Q: Hospitals' use of observation status has soared in recent years; according to one measure, the number of Medicare beneficiaries under observation increased by 69% between 2007 and 2011. What's driving that increase?
BC: A few years ago, CMS changed the rules to allow any [Medicare] patient to be classified as observation if doctors believed the patient's stay would be between 8 and 24 hours.
But officials may not have anticipated all of the consequences of that, especially because there haven't been hard and fast rules on the cutoff for observation status.
For example, Medicare has started withholding reimbursements for hospitals that have too many patient readmissions. However, the policy doesn't apply to patients under observation, [so] there's an incentive to use observation status to [guard against] readmissions penalties.
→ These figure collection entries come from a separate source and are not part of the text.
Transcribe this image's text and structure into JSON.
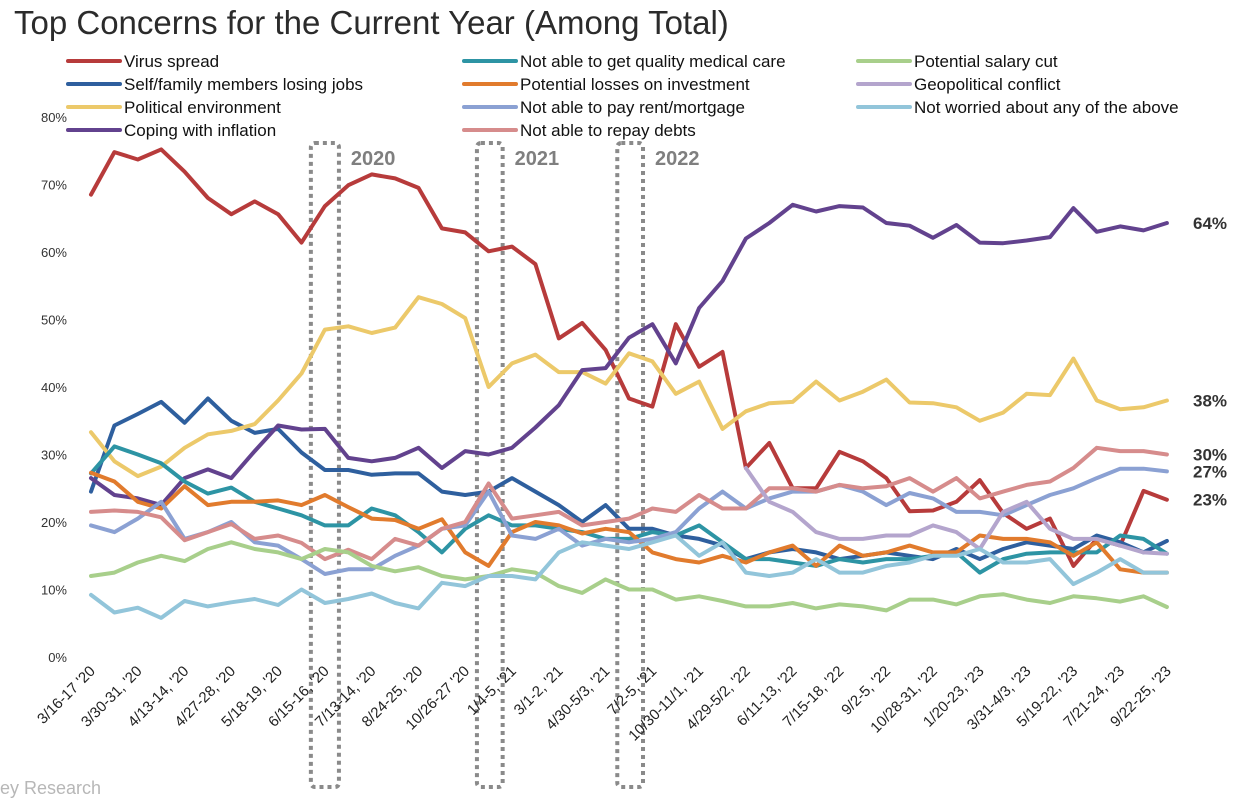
{
  "chart_data": {
    "type": "line",
    "title": "Top Concerns for the Current Year (Among Total)",
    "source_text": "ey Research",
    "ylim": [
      0,
      80
    ],
    "yticks": [
      0,
      10,
      20,
      30,
      40,
      50,
      60,
      70,
      80
    ],
    "ytick_labels": [
      "0%",
      "10%",
      "20%",
      "30%",
      "40%",
      "50%",
      "60%",
      "70%",
      "80%"
    ],
    "x_tick_labels": [
      "3/16-17 '20",
      "3/30-31, '20",
      "4/13-14, '20",
      "4/27-28, '20",
      "5/18-19, '20",
      "6/15-16, '20",
      "7/13-14, '20",
      "8/24-25, '20",
      "10/26-27 '20",
      "1/4-5, '21",
      "3/1-2, '21",
      "4/30-5/3, '21",
      "7/2-5, '21",
      "10/30-11/1, '21",
      "4/29-5/2, '22",
      "6/11-13, '22",
      "7/15-18, '22",
      "9/2-5, '22",
      "10/28-31, '22",
      "1/20-23, '23",
      "3/31-4/3, '23",
      "5/19-22, '23",
      "7/21-24, '23",
      "9/22-25, '23"
    ],
    "legend_position": "top",
    "year_markers": [
      {
        "label": "2020",
        "from_index": 9.4,
        "to_index": 10.6
      },
      {
        "label": "2021",
        "from_index": 16.5,
        "to_index": 17.6
      },
      {
        "label": "2022",
        "from_index": 22.5,
        "to_index": 23.6
      }
    ],
    "series": [
      {
        "name": "Virus spread",
        "color": "#b73b3b",
        "end_label": "23%",
        "values": [
          68.5,
          74.8,
          73.7,
          75.2,
          71.9,
          68.0,
          65.6,
          67.5,
          65.6,
          61.4,
          66.8,
          69.9,
          71.5,
          70.9,
          69.5,
          63.5,
          62.9,
          60.1,
          60.8,
          58.2,
          47.2,
          49.5,
          45.5,
          38.3,
          37.1,
          49.3,
          43.0,
          45.2,
          28.0,
          31.7,
          25.0,
          25.0,
          30.4,
          29.0,
          26.5,
          21.6,
          21.7,
          23.0,
          26.2,
          21.3,
          19.0,
          20.5,
          13.5,
          17.5,
          16.5,
          24.6,
          23.3
        ]
      },
      {
        "name": "Self/family members losing jobs",
        "color": "#2e5f9e",
        "values": [
          24.5,
          34.3,
          36.0,
          37.8,
          34.7,
          38.3,
          35.0,
          33.2,
          33.8,
          30.3,
          27.7,
          27.7,
          27.0,
          27.2,
          27.2,
          24.5,
          24.0,
          24.5,
          26.5,
          24.5,
          22.5,
          20.0,
          22.5,
          19.0,
          19.0,
          18.0,
          17.5,
          16.5,
          14.5,
          15.5,
          16.0,
          15.5,
          14.5,
          15.0,
          15.5,
          15.0,
          14.5,
          16.0,
          14.5,
          16.0,
          17.0,
          16.5,
          16.0,
          18.0,
          17.0,
          15.5,
          17.2
        ]
      },
      {
        "name": "Political environment",
        "color": "#ecc96a",
        "end_label": "38%",
        "values": [
          33.3,
          29.0,
          26.8,
          28.2,
          31.0,
          33.0,
          33.5,
          34.5,
          38.0,
          42.0,
          48.5,
          49.0,
          48.0,
          48.8,
          53.3,
          52.3,
          50.2,
          40.0,
          43.5,
          44.8,
          42.2,
          42.2,
          40.5,
          45.0,
          43.8,
          39.0,
          40.8,
          33.8,
          36.4,
          37.6,
          37.8,
          40.8,
          38.0,
          39.3,
          41.1,
          37.7,
          37.6,
          37.0,
          35.0,
          36.2,
          39.0,
          38.8,
          44.2,
          38.0,
          36.7,
          37.0,
          38.0
        ]
      },
      {
        "name": "Coping with inflation",
        "color": "#62428e",
        "end_label": "64%",
        "values": [
          26.5,
          24.0,
          23.5,
          22.5,
          26.5,
          27.8,
          26.5,
          30.5,
          34.3,
          33.7,
          33.8,
          29.5,
          29.0,
          29.5,
          31.0,
          28.0,
          30.5,
          30.0,
          31.0,
          34.0,
          37.3,
          42.5,
          42.8,
          47.3,
          49.3,
          43.5,
          51.7,
          55.7,
          62.0,
          64.3,
          67.0,
          66.0,
          66.8,
          66.6,
          64.3,
          63.9,
          62.1,
          64.0,
          61.4,
          61.3,
          61.7,
          62.2,
          66.5,
          63.0,
          63.8,
          63.2,
          64.3
        ]
      },
      {
        "name": "Not able to get quality medical care",
        "color": "#2d94a4",
        "values": [
          27.2,
          31.2,
          30.0,
          28.7,
          26.0,
          24.2,
          25.1,
          23.0,
          22.0,
          21.0,
          19.5,
          19.5,
          22.0,
          21.0,
          18.5,
          15.5,
          19.0,
          21.0,
          19.5,
          19.5,
          19.0,
          18.5,
          17.5,
          17.5,
          18.5,
          18.0,
          19.5,
          17.0,
          14.5,
          14.5,
          14.0,
          13.5,
          14.5,
          14.0,
          14.5,
          14.5,
          15.0,
          15.5,
          12.5,
          14.5,
          15.3,
          15.5,
          15.5,
          15.5,
          18.0,
          17.5,
          15.3
        ]
      },
      {
        "name": "Potential losses on investment",
        "color": "#e17b2d",
        "values": [
          27.3,
          26.0,
          23.0,
          22.0,
          25.3,
          22.5,
          23.0,
          23.0,
          23.2,
          22.5,
          24.0,
          22.2,
          20.5,
          20.3,
          19.0,
          20.4,
          15.5,
          13.5,
          18.5,
          20.0,
          19.5,
          18.3,
          19.0,
          18.5,
          15.5,
          14.5,
          14.0,
          15.0,
          14.0,
          15.5,
          16.5,
          13.5,
          16.5,
          15.0,
          15.5,
          16.5,
          15.5,
          15.5,
          18.0,
          17.5,
          17.5,
          17.0,
          15.0,
          17.0,
          13.0,
          12.5,
          12.5
        ]
      },
      {
        "name": "Not able to pay rent/mortgage",
        "color": "#8ba1d3",
        "end_label": "27%",
        "values": [
          19.5,
          18.5,
          20.5,
          23.0,
          17.5,
          18.5,
          20.0,
          17.0,
          16.5,
          14.5,
          12.3,
          13.0,
          13.0,
          15.0,
          16.5,
          19.0,
          19.5,
          24.5,
          18.0,
          17.5,
          19.0,
          16.5,
          17.5,
          17.0,
          17.5,
          18.5,
          22.0,
          24.5,
          22.0,
          23.5,
          24.5,
          24.5,
          25.5,
          24.5,
          22.5,
          24.3,
          23.5,
          21.5,
          21.5,
          21.0,
          22.5,
          24.0,
          25.0,
          26.5,
          27.9,
          27.9,
          27.5
        ]
      },
      {
        "name": "Not able to repay debts",
        "color": "#d68c8c",
        "end_label": "30%",
        "values": [
          21.5,
          21.7,
          21.5,
          20.7,
          17.3,
          18.5,
          19.7,
          17.5,
          18.0,
          16.9,
          14.5,
          15.9,
          14.5,
          17.5,
          16.5,
          19.0,
          20.0,
          25.7,
          20.5,
          21.0,
          21.5,
          19.5,
          20.0,
          20.5,
          22.0,
          21.5,
          24.0,
          22.0,
          22.0,
          25.0,
          25.0,
          24.5,
          25.5,
          25.0,
          25.3,
          26.5,
          24.5,
          26.5,
          23.5,
          24.5,
          25.5,
          26.0,
          28.0,
          31.0,
          30.5,
          30.5,
          30.0
        ]
      },
      {
        "name": "Potential salary cut",
        "color": "#a8cf8b",
        "values": [
          12.0,
          12.5,
          14.0,
          15.0,
          14.2,
          16.0,
          17.0,
          16.0,
          15.5,
          14.5,
          16.0,
          15.5,
          13.5,
          12.7,
          13.3,
          12.0,
          11.5,
          12.0,
          13.0,
          12.5,
          10.5,
          9.5,
          11.5,
          10.0,
          10.0,
          8.5,
          9.0,
          8.3,
          7.5,
          7.5,
          8.0,
          7.2,
          7.8,
          7.5,
          6.9,
          8.5,
          8.5,
          7.8,
          9.0,
          9.3,
          8.5,
          8.0,
          9.0,
          8.7,
          8.2,
          9.0,
          7.4
        ]
      },
      {
        "name": "Geopolitical conflict",
        "color": "#b4a5cd",
        "values": [
          null,
          null,
          null,
          null,
          null,
          null,
          null,
          null,
          null,
          null,
          null,
          null,
          null,
          null,
          null,
          null,
          null,
          null,
          null,
          null,
          null,
          null,
          null,
          null,
          null,
          null,
          null,
          null,
          28.0,
          23.0,
          21.5,
          18.5,
          17.5,
          17.5,
          18.0,
          18.0,
          19.5,
          18.5,
          16.0,
          21.5,
          23.0,
          19.0,
          17.5,
          17.5,
          16.5,
          15.5,
          15.3
        ]
      },
      {
        "name": "Not worried about any of the above",
        "color": "#92c5da",
        "values": [
          9.2,
          6.6,
          7.3,
          5.8,
          8.3,
          7.5,
          8.1,
          8.6,
          7.7,
          10.0,
          8.0,
          8.6,
          9.4,
          8.0,
          7.2,
          11.0,
          10.5,
          12.0,
          12.0,
          11.5,
          15.5,
          17.0,
          16.5,
          16.0,
          17.0,
          18.0,
          15.0,
          17.0,
          12.5,
          12.0,
          12.5,
          14.5,
          12.5,
          12.5,
          13.5,
          14.0,
          15.0,
          15.0,
          16.0,
          14.0,
          14.0,
          14.5,
          10.8,
          12.5,
          14.5,
          12.5,
          12.5
        ]
      }
    ]
  }
}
Another factor is the ramp-up in activity by recovery audit contractors (RACs). In 2011, RACs recouped $800 million in overpayments from hospitals, and about 20% of that was for inappropriate one-day stays. The fear of revenue takebacks justifiably drove a lot of hospitals to err on the side of observation.
Q. CMS recently proposed a time-based presumption of medical necessity, in which observation stays lasting less than two midnights are presumed to be appropriate and inpatient stays lasting longer than two midnights are presumed to be appropriate. What's the buzz on that plan?
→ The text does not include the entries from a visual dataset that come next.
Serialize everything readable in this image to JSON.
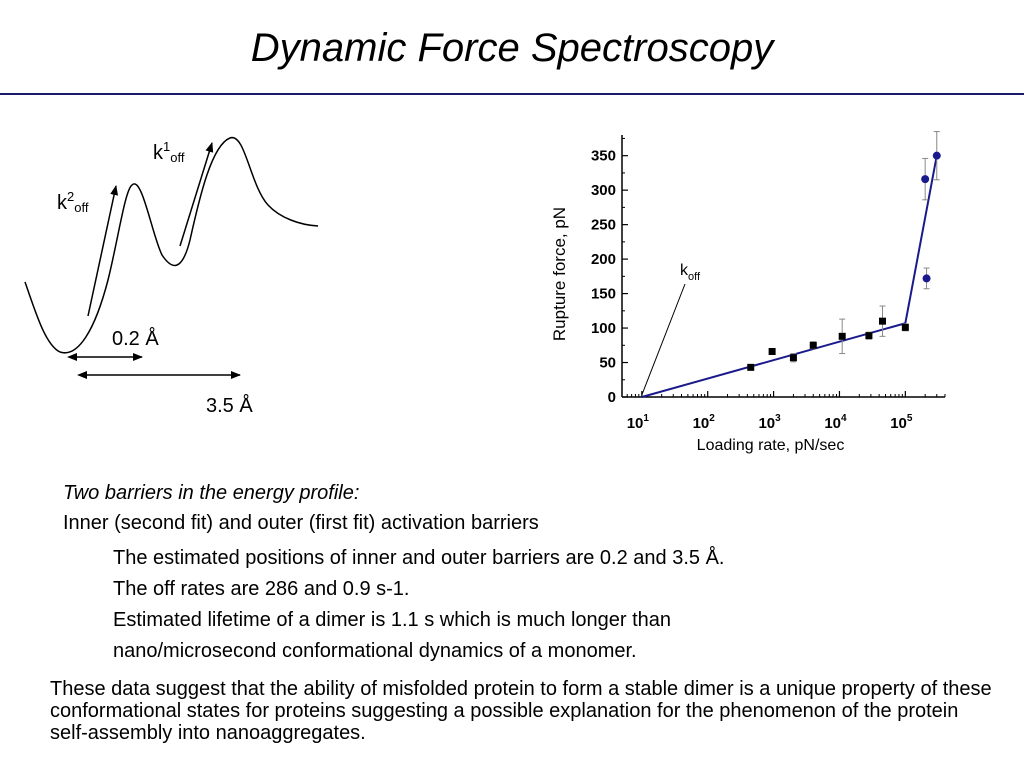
{
  "title": "Dynamic Force Spectroscopy",
  "energy_profile": {
    "k1_base": "k",
    "k1_sup": "1",
    "k1_sub": "off",
    "k2_base": "k",
    "k2_sup": "2",
    "k2_sub": "off",
    "distance_inner": "0.2 Å",
    "distance_outer": "3.5 Å"
  },
  "chart_data": {
    "type": "scatter",
    "xlabel": "Loading rate, pN/sec",
    "ylabel": "Rupture force, pN",
    "x_scale": "log",
    "xlim": [
      5,
      400000
    ],
    "ylim": [
      0,
      380
    ],
    "y_ticks": [
      0,
      50,
      100,
      150,
      200,
      250,
      300,
      350
    ],
    "x_ticks": [
      {
        "value": 10,
        "base": "10",
        "exp": "1"
      },
      {
        "value": 100,
        "base": "10",
        "exp": "2"
      },
      {
        "value": 1000,
        "base": "10",
        "exp": "3"
      },
      {
        "value": 10000,
        "base": "10",
        "exp": "4"
      },
      {
        "value": 100000,
        "base": "10",
        "exp": "5"
      }
    ],
    "annotation": {
      "base": "k",
      "sub": "off",
      "points_to_x": 10,
      "points_to_y": 0
    },
    "series": [
      {
        "marker": "square",
        "color": "#000000",
        "points": [
          {
            "x": 450,
            "y": 43,
            "err": 3
          },
          {
            "x": 950,
            "y": 66,
            "err": 3
          },
          {
            "x": 2000,
            "y": 57,
            "err": 6
          },
          {
            "x": 4000,
            "y": 75,
            "err": 5
          },
          {
            "x": 11000,
            "y": 88,
            "err": 25
          },
          {
            "x": 28000,
            "y": 89,
            "err": 5
          },
          {
            "x": 45000,
            "y": 110,
            "err": 22
          },
          {
            "x": 100000,
            "y": 101,
            "err": 5
          }
        ]
      },
      {
        "marker": "circle",
        "color": "#1a1a8c",
        "points": [
          {
            "x": 200000,
            "y": 316,
            "err": 30
          },
          {
            "x": 210000,
            "y": 172,
            "err": 15
          },
          {
            "x": 300000,
            "y": 350,
            "err": 35
          }
        ]
      }
    ],
    "fits": [
      {
        "color": "#1a1a8c",
        "points": [
          {
            "x": 10,
            "y": 0
          },
          {
            "x": 100000,
            "y": 107
          }
        ]
      },
      {
        "color": "#1a1a8c",
        "points": [
          {
            "x": 100000,
            "y": 107
          },
          {
            "x": 300000,
            "y": 350
          }
        ]
      }
    ]
  },
  "text": {
    "heading": "Two barriers in the energy profile:",
    "line1": "Inner (second fit) and outer (first fit) activation barriers",
    "bullets": [
      "The estimated positions of inner and outer barriers are 0.2 and 3.5 Å.",
      "The off rates are 286 and 0.9 s-1.",
      "Estimated lifetime of a dimer is 1.1 s which is much longer than",
      "nano/microsecond conformational dynamics of a monomer."
    ],
    "conclusion": "These data suggest that the ability of misfolded protein to form a stable dimer is a unique property of these conformational states for proteins suggesting a possible explanation for the phenomenon of the protein self-assembly into nanoaggregates."
  }
}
BC: I think the proposed rule is an attempt to arrest the rise in the number of patients who are kept in observation longer than 48 hours. In 2011, 8% of observation patients stayed longer than 48 hours – up from 3% in 2006.
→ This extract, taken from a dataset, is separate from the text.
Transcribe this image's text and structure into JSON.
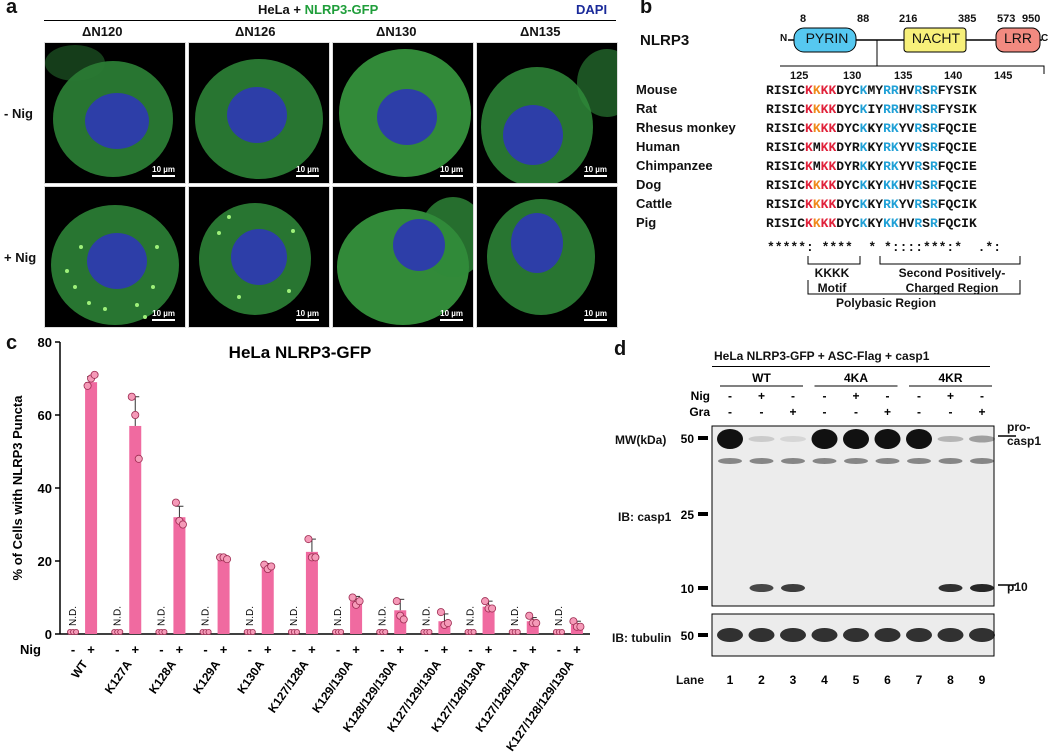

It will also help to rectify the confusion surrounding observation status. One of the biggest implications of the proposal is that it is expected to decrease the overall number of observation patients.
In fact, CMS estimates that if the policy was in place over the past two years, there would have been 40,000 fewer observation patients. Some of those patients would have been shifted from inpatient to observation, but the net impact would have been 40,000 fewer observation admissions and 40,000 more inpatients instead.
Q. How does the proposal affect hospitals?
BC: It makes the criteria for who belongs as inpatient and who belongs as observation much more transparent. Before, that choice was much more difficult for hospitals.
There also will be a lot less confusion for patients about observation status, which has been in the news quite a bit lately. Hospitals will be able to explain more clearly and succinctly the Medicare rules surrounding observation.
And the proposal helps mitigate the threat of RAC takebacks. That's in addition to a CMS rule that was passed a few months ago making it easier for hospitals to rebill Medicare when there is a billing error.
Q. Does the proposal go far enough?
BC: Here's one of the biggest issues that patients have: observation status still doesn't count as a three-day qualifying stay for skilled nursing facility coverage, which forces seniors to pay higher out-of-pocket costs. This proposal will do nothing to change that.
This article has been revised from an earlier version to clarify CMS's proposed time-based presumption of medical necessity and the current definition of observation status.